Ollie stood in the doorway, all big, burly sweetness. His eyes widened the second they landed on Fin, which meant they looked like shit. They’d braced themself for a barrage of questions. But he didn’t ask what had happened.

No, Ollie simply stepped in, closed the door behind him, and wrapped his arms around them in a fierce hug.

Tears welled up in their eyes for the first time in a long damn while, and the sob that had been stuck in their throat for a near decade escaped. The dam broke, and Fin collapsed in Ollie’s arms.

Safe.

They were safe.

Chapter Twenty-One

When Ollie hadn’t heard back from Fin, he decided to check in on them.

Ballsy move, since they preferred their privacy, but this gut feeling had stuck with him all day at work, even while he’d been deep in the guts of a Subaru, working on the transmission. Once he finished his shift, he headed to Fin’s apartment. They hadn’t responded to any of his messages, and he knew they were meeting their mom today, which would guaranteed stir up some shit.

What he hadn’t expected was to step into their apartment andfind them like this.

A deepening purple bruise along their cheekbone, the rest of the skin puffy and red on that side of their face. Their hair was bedraggled and messy, and a haunted look resided in their hazel eyes.

He clutched them tight, trying to dispel the rage that built by the second. Something had gone wrong, but he only had shots in the dark to guess what. However, he understood Fin’s skittishness because it was so similar to his own. He’d wait for the information to be volunteered. Right now, he needed to remind himself they were here in his arms.

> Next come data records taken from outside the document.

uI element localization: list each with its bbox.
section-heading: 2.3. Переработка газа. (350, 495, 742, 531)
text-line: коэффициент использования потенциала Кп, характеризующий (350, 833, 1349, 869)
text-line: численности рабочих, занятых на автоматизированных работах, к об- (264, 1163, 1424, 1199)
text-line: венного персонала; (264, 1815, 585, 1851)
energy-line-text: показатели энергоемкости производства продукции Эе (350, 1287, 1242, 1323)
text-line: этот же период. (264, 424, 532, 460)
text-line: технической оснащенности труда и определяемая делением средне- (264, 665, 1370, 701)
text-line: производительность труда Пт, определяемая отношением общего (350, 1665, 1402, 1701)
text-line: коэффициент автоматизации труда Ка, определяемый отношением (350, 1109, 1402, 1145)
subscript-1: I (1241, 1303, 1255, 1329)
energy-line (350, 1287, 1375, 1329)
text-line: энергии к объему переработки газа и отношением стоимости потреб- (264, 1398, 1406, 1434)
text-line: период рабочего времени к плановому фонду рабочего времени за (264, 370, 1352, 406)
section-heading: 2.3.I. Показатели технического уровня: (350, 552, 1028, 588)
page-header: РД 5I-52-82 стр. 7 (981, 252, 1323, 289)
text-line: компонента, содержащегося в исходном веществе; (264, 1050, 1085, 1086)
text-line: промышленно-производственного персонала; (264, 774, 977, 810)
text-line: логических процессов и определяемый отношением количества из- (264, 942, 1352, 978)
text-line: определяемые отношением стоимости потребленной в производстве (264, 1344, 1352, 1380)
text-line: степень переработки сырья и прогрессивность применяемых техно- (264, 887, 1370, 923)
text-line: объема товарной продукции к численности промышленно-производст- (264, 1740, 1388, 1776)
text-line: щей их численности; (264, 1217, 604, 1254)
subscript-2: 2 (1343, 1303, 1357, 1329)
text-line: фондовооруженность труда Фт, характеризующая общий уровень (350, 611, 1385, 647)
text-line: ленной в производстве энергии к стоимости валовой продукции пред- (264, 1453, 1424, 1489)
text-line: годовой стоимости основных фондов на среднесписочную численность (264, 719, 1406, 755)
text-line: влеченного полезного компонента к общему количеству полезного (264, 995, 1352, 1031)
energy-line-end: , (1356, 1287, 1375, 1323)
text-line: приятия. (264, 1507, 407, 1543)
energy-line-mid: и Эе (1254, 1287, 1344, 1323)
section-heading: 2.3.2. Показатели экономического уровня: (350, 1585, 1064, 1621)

“Fuck,” he muttered, the words muffled by their hair.

Fin pulled back and attempted a half smile that fell off their face. Tears streaked down their cheeks, which floored him. Fin wasn’t the type to cry.

He shook his head, his heart ripped out of his chest. “You don’t have to pretend for me. Fuck, baby. Never me.” He was in so deep with them he never wanted to surface, and he was well aware of what letting him in had cost them.

Fin didn’t let people in, not like that.

Yet they made exception after exception for him.

“Did you ice that?” He pointed to their cheek.

“Nah.” They shook their head, then winced at the movement.

Ollie set off toward the freezer. He opened it and rummaged around, the brisk cool not helping to calm the hot rage bubbling inside him in the slightest. He found a bag of peas, which would have to work. “Do you have a towel? I’ve had to ice too many injuries over the years.”

“What from?” they asked, snagging a dish towel. He passed over the bag of peas, and they applied it to their face.

“Being on the football team. I’d like to pretend it was just sports-related, but I got in a lot of fights my senior year.” He swallowed hard.The slurs the guys had thrown around had gotten under his skin effortlessly. And for a while, he’d convinced himself he was sticking up for Jules, but deep down, those attacks had slammed in on a personal level. He’d just been burying parts of himself in an attempt to fit in.

Something he’d done for years and years.

“Fuckers,” Fin spat out as they clutched the wrapped bag of peas to their face. The tears had slowed, the sobs had stopped, but a strange fragility hummed in the air, like they were one step away from shattering completely.

Ollie swallowed. He understood far too well. He’d been riding that line for the past few months, the urge to cut pulsing beneath the surface, ebbing and flowing but growing to a dangerous point. Sometimes he went long stints without it arising, where it remained a latent part of him and he could pretend he was healed, that he’d gotten over the urges.